EU finance ministers meeting today in Brussels, Belgium, look poised to rewrite the euro's rulebook, fleshing out details of an aid response, if required.
With a budget deficit four times larger than EU rules allow, Greece has faced fierce pressure to put its financial house in order, moving to slash its yawning shortfall from an estimated 12.7 percent of gross domestic product in 2009 to 8.7 percent this year.
Adding to its woes, Greece's staggering government debt hovers at about 113 percent, with two-thirds of that owed to foreign banks.
Earlier this month and after weeks of negotiations with European leaders and currency cops, Athens' socialist government unveiled a $6.5 billion austerity package that includes increasing sales taxes, freezing pensions and cutting civil servants' holiday bonuses by 30 percent.

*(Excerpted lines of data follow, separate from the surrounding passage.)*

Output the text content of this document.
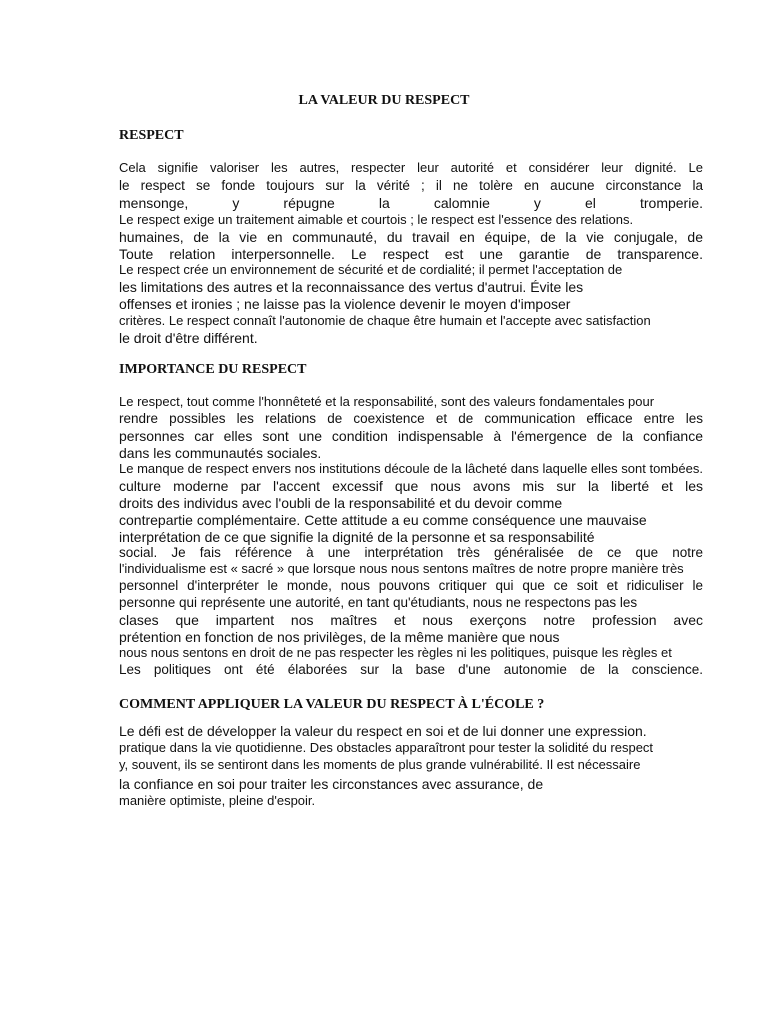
LA VALEUR DU RESPECT
RESPECT
Cela signifie valoriser les autres, respecter leur autorité et considérer leur dignité. Le
le respect se fonde toujours sur la vérité ; il ne tolère en aucune circonstance la
mensonge, y répugne la calomnie y el tromperie.
Le respect exige un traitement aimable et courtois ; le respect est l'essence des relations.
humaines, de la vie en communauté, du travail en équipe, de la vie conjugale, de
Toute relation interpersonnelle. Le respect est une garantie de transparence.
Le respect crée un environnement de sécurité et de cordialité; il permet l'acceptation de
les limitations des autres et la reconnaissance des vertus d'autrui. Évite les
offenses et ironies ; ne laisse pas la violence devenir le moyen d'imposer
critères. Le respect connaît l'autonomie de chaque être humain et l'accepte avec satisfaction
le droit d'être différent.
IMPORTANCE DU RESPECT
Le respect, tout comme l'honnêteté et la responsabilité, sont des valeurs fondamentales pour
rendre possibles les relations de coexistence et de communication efficace entre les
personnes car elles sont une condition indispensable à l'émergence de la confiance
dans les communautés sociales.
Le manque de respect envers nos institutions découle de la lâcheté dans laquelle elles sont tombées.
culture moderne par l'accent excessif que nous avons mis sur la liberté et les
droits des individus avec l'oubli de la responsabilité et du devoir comme
contrepartie complémentaire. Cette attitude a eu comme conséquence une mauvaise
interprétation de ce que signifie la dignité de la personne et sa responsabilité
social. Je fais référence à une interprétation très généralisée de ce que notre
l'individualisme est « sacré » que lorsque nous nous sentons maîtres de notre propre manière très
personnel d'interpréter le monde, nous pouvons critiquer qui que ce soit et ridiculiser le
personne qui représente une autorité, en tant qu'étudiants, nous ne respectons pas les
clases que impartent nos maîtres et nous exerçons notre profession avec
prétention en fonction de nos privilèges, de la même manière que nous
nous nous sentons en droit de ne pas respecter les règles ni les politiques, puisque les règles et
Les politiques ont été élaborées sur la base d'une autonomie de la conscience.
COMMENT APPLIQUER LA VALEUR DU RESPECT À L'ÉCOLE ?
Le défi est de développer la valeur du respect en soi et de lui donner une expression.
pratique dans la vie quotidienne. Des obstacles apparaîtront pour tester la solidité du respect
y, souvent, ils se sentiront dans les moments de plus grande vulnérabilité. Il est nécessaire
la confiance en soi pour traiter les circonstances avec assurance, de
manière optimiste, pleine d'espoir.
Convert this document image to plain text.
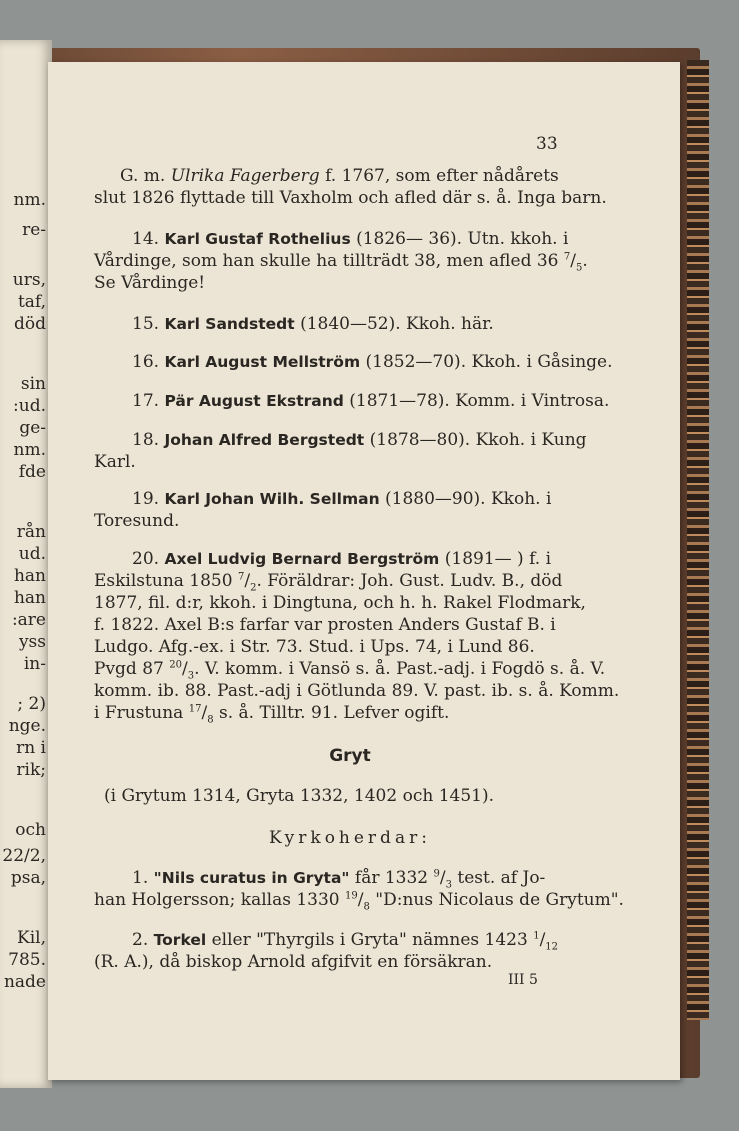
nm.
re-
urs,
taf,
död
sin
:ud.
ge-
nm.
fde
rån
ud.
han
han
:are
yss
in-
; 2)
nge.
rn i
rik;
och
22/2,
psa,
Kil,
785.
nade
33
G. m. Ulrika Fagerberg f. 1767, som efter nådårets
slut 1826 flyttade till Vaxholm och afled där s. å. Inga barn.
14. Karl Gustaf Rothelius (1826— 36). Utn. kkoh. i
Vårdinge, som han skulle ha tillträdt 38, men afled 36 $^7/_5$.
Se Vårdinge!
15. Karl Sandstedt (1840—52). Kkoh. här.
16. Karl August Mellström (1852—70). Kkoh. i Gåsinge.
17. Pär August Ekstrand (1871—78). Komm. i Vintrosa.
18. Johan Alfred Bergstedt (1878—80). Kkoh. i Kung
Karl.
19. Karl Johan Wilh. Sellman (1880—90). Kkoh. i
Toresund.
20. Axel Ludvig Bernard Bergström (1891— ) f. i
Eskilstuna 1850 $^7/_2$. Föräldrar: Joh. Gust. Ludv. B., död
1877, fil. d:r, kkoh. i Dingtuna, och h. h. Rakel Flodmark,
f. 1822. Axel B:s farfar var prosten Anders Gustaf B. i
Ludgo. Afg.-ex. i Str. 73. Stud. i Ups. 74, i Lund 86.
Pvgd 87 $^{20}/_3$. V. komm. i Vansö s. å. Past.-adj. i Fogdö s. å. V.
komm. ib. 88. Past.-adj i Götlunda 89. V. past. ib. s. å. Komm.
i Frustuna $^{17}/_8$ s. å. Tilltr. 91. Lefver ogift.
Gryt
(i Grytum 1314, Gryta 1332, 1402 och 1451).
Kyrkoherdar:
1. "Nils curatus in Gryta" får 1332 $^9/_3$ test. af Jo-
han Holgersson; kallas 1330 $^{19}/_8$ "D:nus Nicolaus de Grytum".
2. Torkel eller "Thyrgils i Gryta" nämnes 1423 $^1/_{12}$
(R. A.), då biskop Arnold afgifvit en försäkran.
III 5
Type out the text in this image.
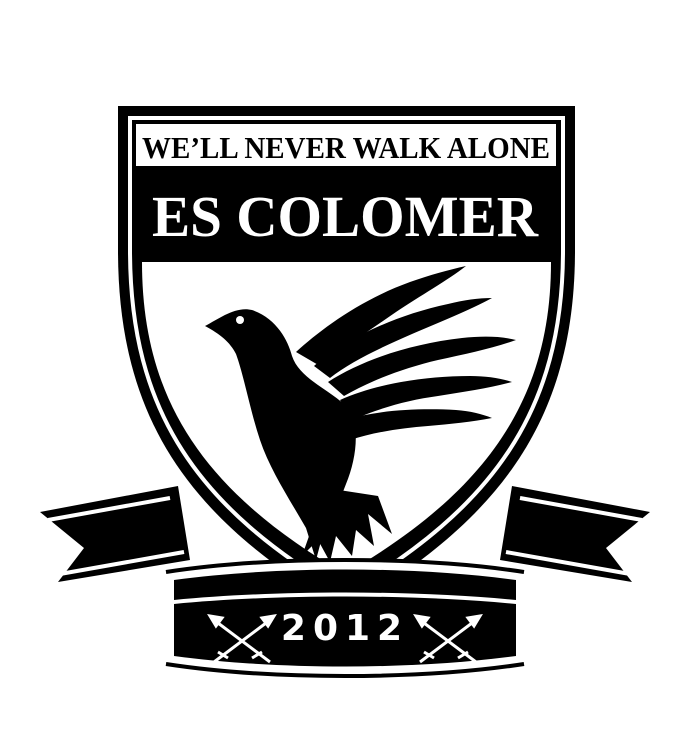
WE’LL NEVER WALK ALONE
ES COLOMER
2012
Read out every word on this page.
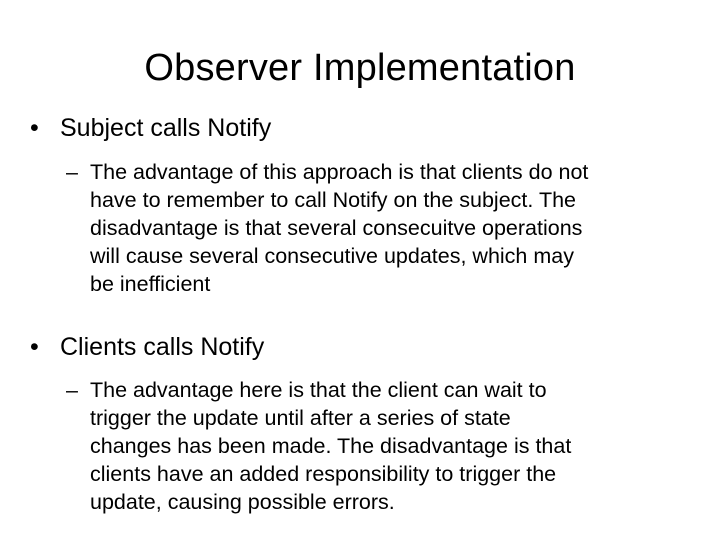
Observer Implementation
• Subject calls Notify
– The advantage of this approach is that clients do not
have to remember to call Notify on the subject. The
disadvantage is that several consecuitve operations
will cause several consecutive updates, which may
be inefficient
• Clients calls Notify
– The advantage here is that the client can wait to
trigger the update until after a series of state
changes has been made. The disadvantage is that
clients have an added responsibility to trigger the
update, causing possible errors.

The emergency cuts, welcomed by European capitals, may or not work. If they don't, politicians and market analysts fear the crisis will test the pain threshold of Europe's single currency, the euro.
"No one wants Greece to default, but no one wants to pay the price of prevention," said a well-placed Athens financial official, requesting anonymity because of his proximity to the bailout rescue talks.
For weeks, European policymakers have been debating the prospects of a rescue plan for deeply indebted EU member states. But the talks are controversial, with Germany and its folk -- proud and protective of economic discipline -- resisting the notion that they may have to dig into their own pockets to rescue an unreliable partner.
Bailouts are barred for member states teetering on the brink of bankruptcy, according to EU policy. What's more, Germany, the biggest and healthiest economy in Europe, fears that any aid package to Greece could be challenged by Germany's powerful constitutional court.
Reports in Greece and other European countries, however, have suggested that such aid would come either in the form of guarantees for Greek bonds or bilateral loans from state-owned banks.
Greek media speculated that the aid package could yield about $34 billion, less than half of the $73.5 billion Athens needs to raise this year.
An EU spokesman, Amadeu Altafaj Tardio, said aid "options" would be submitted when the finance ministers from the 16 euro zone nations convene today, followed by a meeting Tuesday of all 27 EU finance ministers.
Still, leading officials have moved to dampen talk on the scale of a prospective bailout scheme.
"I'm certainly not expecting any decision being made, or any button being pressed, or any button being selected to be pressed, because it's totally premature," French Economy Minister Christine Lagarde said over the weekend.
It was not immediately clear whether German Finance Minister Wolfgang Schaeuble would attend today's talks. Still, the meeting is expected to reveal the extent of euro zone members support for emergency rescue plans.
Such clarity, experts say, would assuage skittish investors and forestall the transfer of funds from one euro zone member to another.
Growing concerns that Greece's financial crisis may spill over to its banking system have compelled the country's wealthier citizens to storm their nation's banks to get their money out.
Private bankers contacted in Greece and Cyprus, a popular tax haven in southern Europe, said as much as $13 billion has left the country for Greek-owned subsidiaries in Switzerland and Cyprus since Athens shocked the EU and global financial markets with its bleak economic forecasts late last year.